I don't dispute the amazing capabilities these machines have to do work, work that would take millennia, in some cases for humans to do, but they are still just machines. I used to long for life in the 1920's but as I got older and I studied the 1920's I realized that they weren't that great, and I began to long for the 19th century and then I read Thoreau and longed for times even earlier, pre industrial revolution.

I realized that what happened in the industrial revolution was just a precursor to today. The beginning of the disconnect that is making itself evident in my generation. Technology used to evolve over centuries, and society had time to evaluate the good and the bad of new technologies. That is not the case anymore, it just comes at us too fast, ever changing, never content, ever improving, never perfect.

I long for the good old days. Days when life was short, and brutish, but at least it was real. People used to live in communities, tribes, cities, nations that were based on real person to person contact. Those are the days I miss.

Technology is great but what good is it if it takes our humanity away? What good is it if it robes us of human contact, and real physical near-distance communication.

What I absolutely hate about this hyper connected, but still lonely existence we call modern living is the total and complete lack of privacy, secrecy and personal rights. It used to be, before the twentieth century that biggest intrusion into your personal life was the town gossip. Now the government, Big brother, corporations, your employers, and random strangers all know what your up to. That GPS, while great if you don't have a map can also track you. That Email you sent out bashing your boss could come back to haunt you. There is no privacy, only the illusion of privacy, and forget about rights to secrecy. They know what your up to and that just sucks!

I long for the days before the microchip, before the transistor, before trains, planes, or automobiles, before Gasoline, or steam, or even steel, before police(yes, there was a time), before Shire reeves, and kings, and czars, and dukes before all of that. You see because, while life was short and brutish back in those days, life was pure, you knew your purpose, you only had a few options, only a few possessions, you were free to do as you pleased as long as you fed, clothed, and housed your family. If indeed you had a family at all.

There are only a few jobs in the world that I want, and sadly all of them have been taken, long ago, and been made completely obsolete. I don't want to be an inventor any more, I see that technology doesn't solve problems it only magnifies, or creates new ones.
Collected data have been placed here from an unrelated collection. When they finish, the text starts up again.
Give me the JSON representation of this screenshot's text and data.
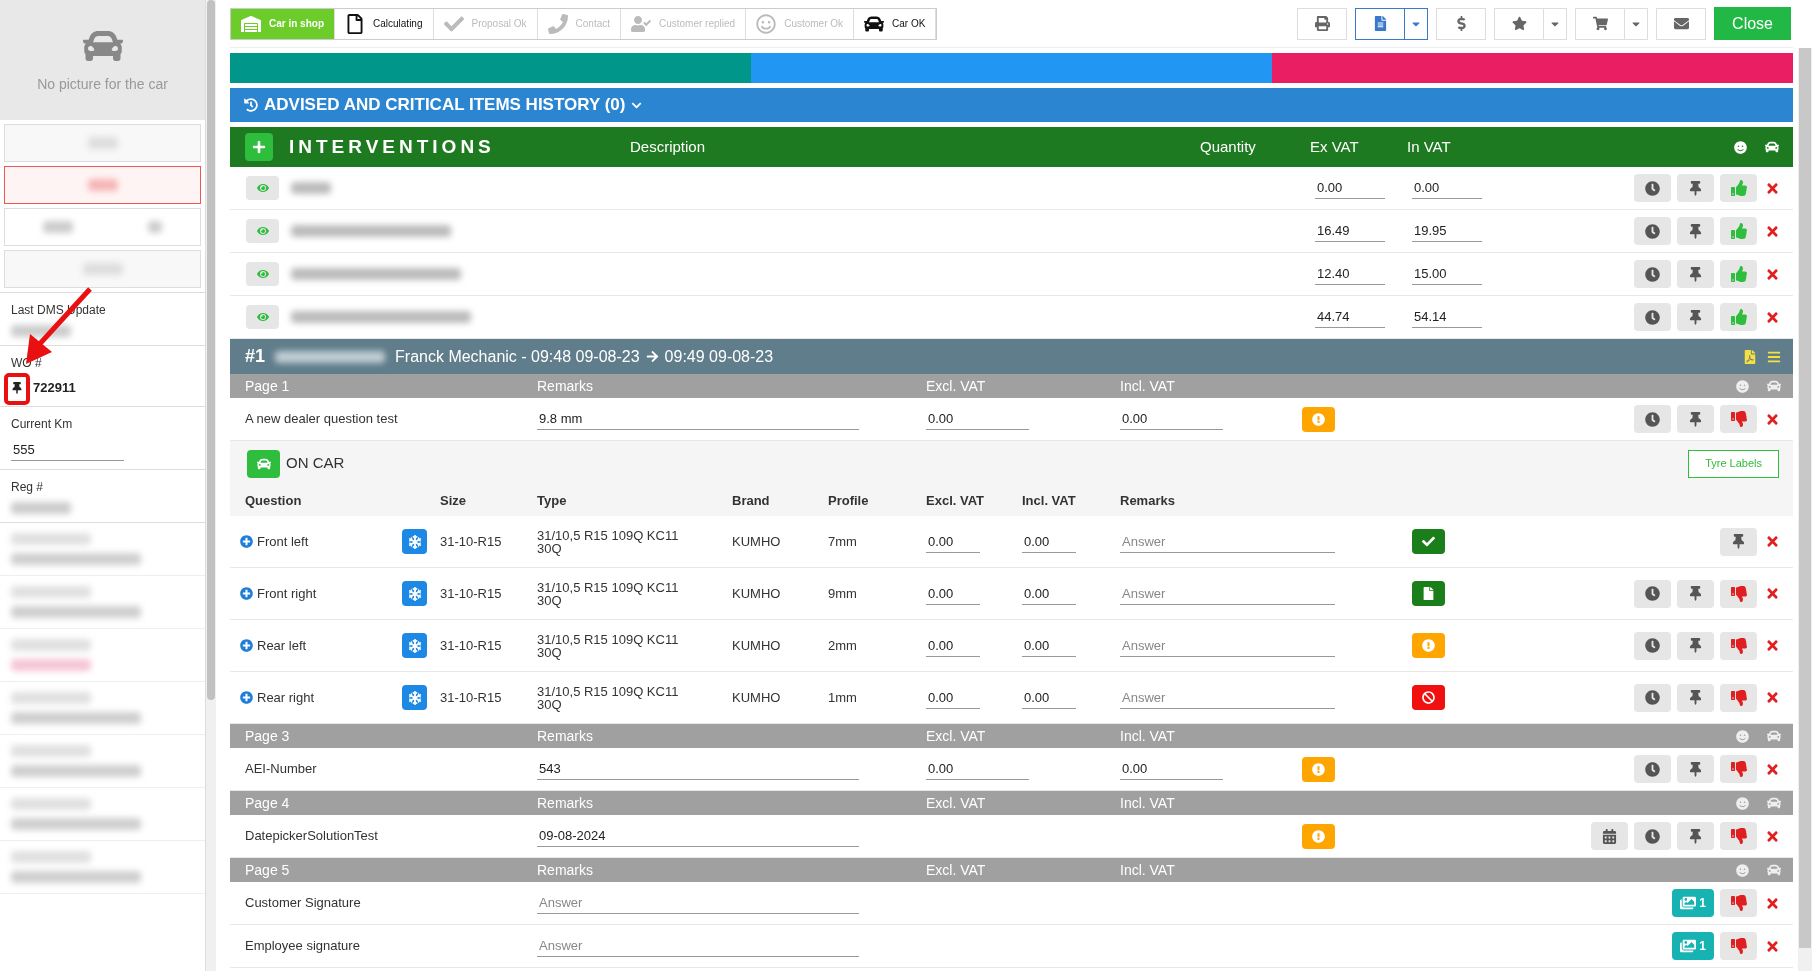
{
  "sidebar": {
    "no_picture": "No picture for the car",
    "fields": [
      {
        "label": "Last DMS Update",
        "kind": "blurred"
      },
      {
        "label": "WO #",
        "kind": "pinned",
        "value": "722911"
      },
      {
        "label": "Current Km",
        "kind": "input",
        "value": "555"
      },
      {
        "label": "Reg #",
        "kind": "blurred"
      }
    ]
  },
  "steps": [
    {
      "label": "Car in shop",
      "selected": true,
      "disabled": false
    },
    {
      "label": "Calculating",
      "selected": false,
      "disabled": false
    },
    {
      "label": "Proposal Ok",
      "selected": false,
      "disabled": true
    },
    {
      "label": "Contact",
      "selected": false,
      "disabled": true
    },
    {
      "label": "Customer replied",
      "selected": false,
      "disabled": true
    },
    {
      "label": "Customer Ok",
      "selected": false,
      "disabled": true
    },
    {
      "label": "Car OK",
      "selected": false,
      "disabled": false
    }
  ],
  "toolbar": [
    {
      "kind": "print"
    },
    {
      "kind": "document",
      "dropdown": true,
      "selected": true
    },
    {
      "kind": "dollar"
    },
    {
      "kind": "star",
      "dropdown": true,
      "selected": false
    },
    {
      "kind": "cart",
      "dropdown": true,
      "selected": false
    },
    {
      "kind": "mail"
    }
  ],
  "close_button": "Close",
  "progress_segments": [
    {
      "color": "#00968a"
    },
    {
      "color": "#2196f3"
    },
    {
      "color": "#e91e63"
    }
  ],
  "history_title": "ADVISED AND CRITICAL ITEMS HISTORY (0)",
  "interventions": {
    "title": "INTERVENTIONS",
    "columns": [
      "Description",
      "Quantity",
      "Ex VAT",
      "In VAT"
    ],
    "rows": [
      {
        "ex_vat": "0.00",
        "in_vat": "0.00",
        "approved": true
      },
      {
        "ex_vat": "16.49",
        "in_vat": "19.95",
        "approved": true
      },
      {
        "ex_vat": "12.40",
        "in_vat": "15.00",
        "approved": true
      },
      {
        "ex_vat": "44.74",
        "in_vat": "54.14",
        "approved": true
      }
    ]
  },
  "job": {
    "number": "#1",
    "mechanic": "Franck Mechanic - 09:48 09-08-23",
    "end": "09:49 09-08-23"
  },
  "pages": [
    {
      "title": "Page 1",
      "columns": [
        "Remarks",
        "Excl. VAT",
        "Incl. VAT"
      ],
      "rows": [
        {
          "question": "A new dealer question test",
          "remark": "9.8 mm",
          "excl": "0.00",
          "incl": "0.00",
          "badge": {
            "kind": "warning"
          },
          "actions": [
            {
              "kind": "clock"
            },
            {
              "kind": "pin"
            }
          ],
          "approved": false
        }
      ],
      "tyres": {
        "title": "ON CAR",
        "labels_button": "Tyre Labels",
        "columns": [
          "Question",
          "Size",
          "Type",
          "Brand",
          "Profile",
          "Excl. VAT",
          "Incl. VAT",
          "Remarks"
        ],
        "rows": [
          {
            "position": "Front left",
            "size": "31-10-R15",
            "type": "31/10,5 R15 109Q KC11 30Q",
            "brand": "KUMHO",
            "profile": "7mm",
            "excl": "0.00",
            "incl": "0.00",
            "placeholder": "Answer",
            "badge": {
              "kind": "ok"
            },
            "actions": [
              {
                "kind": "pin"
              }
            ]
          },
          {
            "position": "Front right",
            "size": "31-10-R15",
            "type": "31/10,5 R15 109Q KC11 30Q",
            "brand": "KUMHO",
            "profile": "9mm",
            "excl": "0.00",
            "incl": "0.00",
            "placeholder": "Answer",
            "badge": {
              "kind": "file"
            },
            "actions": [
              {
                "kind": "clock"
              },
              {
                "kind": "pin"
              }
            ],
            "approved": false
          },
          {
            "position": "Rear left",
            "size": "31-10-R15",
            "type": "31/10,5 R15 109Q KC11 30Q",
            "brand": "KUMHO",
            "profile": "2mm",
            "excl": "0.00",
            "incl": "0.00",
            "placeholder": "Answer",
            "badge": {
              "kind": "warning"
            },
            "actions": [
              {
                "kind": "clock"
              },
              {
                "kind": "pin"
              }
            ],
            "approved": false
          },
          {
            "position": "Rear right",
            "size": "31-10-R15",
            "type": "31/10,5 R15 109Q KC11 30Q",
            "brand": "KUMHO",
            "profile": "1mm",
            "excl": "0.00",
            "incl": "0.00",
            "placeholder": "Answer",
            "badge": {
              "kind": "forbidden"
            },
            "actions": [
              {
                "kind": "clock"
              },
              {
                "kind": "pin"
              }
            ],
            "approved": false
          }
        ]
      }
    },
    {
      "title": "Page 3",
      "columns": [
        "Remarks",
        "Excl. VAT",
        "Incl. VAT"
      ],
      "rows": [
        {
          "question": "AEI-Number",
          "remark": "543",
          "excl": "0.00",
          "incl": "0.00",
          "badge": {
            "kind": "warning"
          },
          "actions": [
            {
              "kind": "clock"
            },
            {
              "kind": "pin"
            }
          ],
          "approved": false
        }
      ]
    },
    {
      "title": "Page 4",
      "columns": [
        "Remarks",
        "Excl. VAT",
        "Incl. VAT"
      ],
      "rows": [
        {
          "question": "DatepickerSolutionTest",
          "remark": "09-08-2024",
          "badge": {
            "kind": "warning"
          },
          "actions": [
            {
              "kind": "calendar"
            },
            {
              "kind": "clock"
            },
            {
              "kind": "pin"
            }
          ],
          "approved": false
        }
      ]
    },
    {
      "title": "Page 5",
      "columns": [
        "Remarks",
        "Excl. VAT",
        "Incl. VAT"
      ],
      "rows": [
        {
          "question": "Customer Signature",
          "placeholder": "Answer",
          "images": "1",
          "approved": false
        },
        {
          "question": "Employee signature",
          "placeholder": "Answer",
          "images": "1",
          "approved": false
        }
      ]
    }
  ]
}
I don't want to be involved in this modern life.

No, the life I want to live and the people I look up to are the adventurers, the explorers, the traders that journeyed across vast distances of the globe, over the alps or through deserts carrying that little trinket from a distant culture. That real tangible item, made, or found, or grown by a real human being from another place. Or the messenger, traveling across vast distances to deliver an important message, to foster communication, person to person, the Telecommunication of old.

Those are the people I look up to, those are the people I want to be like. It is the reason I am an athlete, so that I can do what those ancient people did. Move through God's magnificent creation, exploring, learning, and communicating with people all over the world. That is what life should be about, this technology is just a dangerous distraction forcing us to give up our very humanity for sake of the machine.

I wish I could give up this glorified type writer for real society but, if I did that I would have no society, no community, no people, so for now I'll keep typing, and continuing to be just another slave to the machine.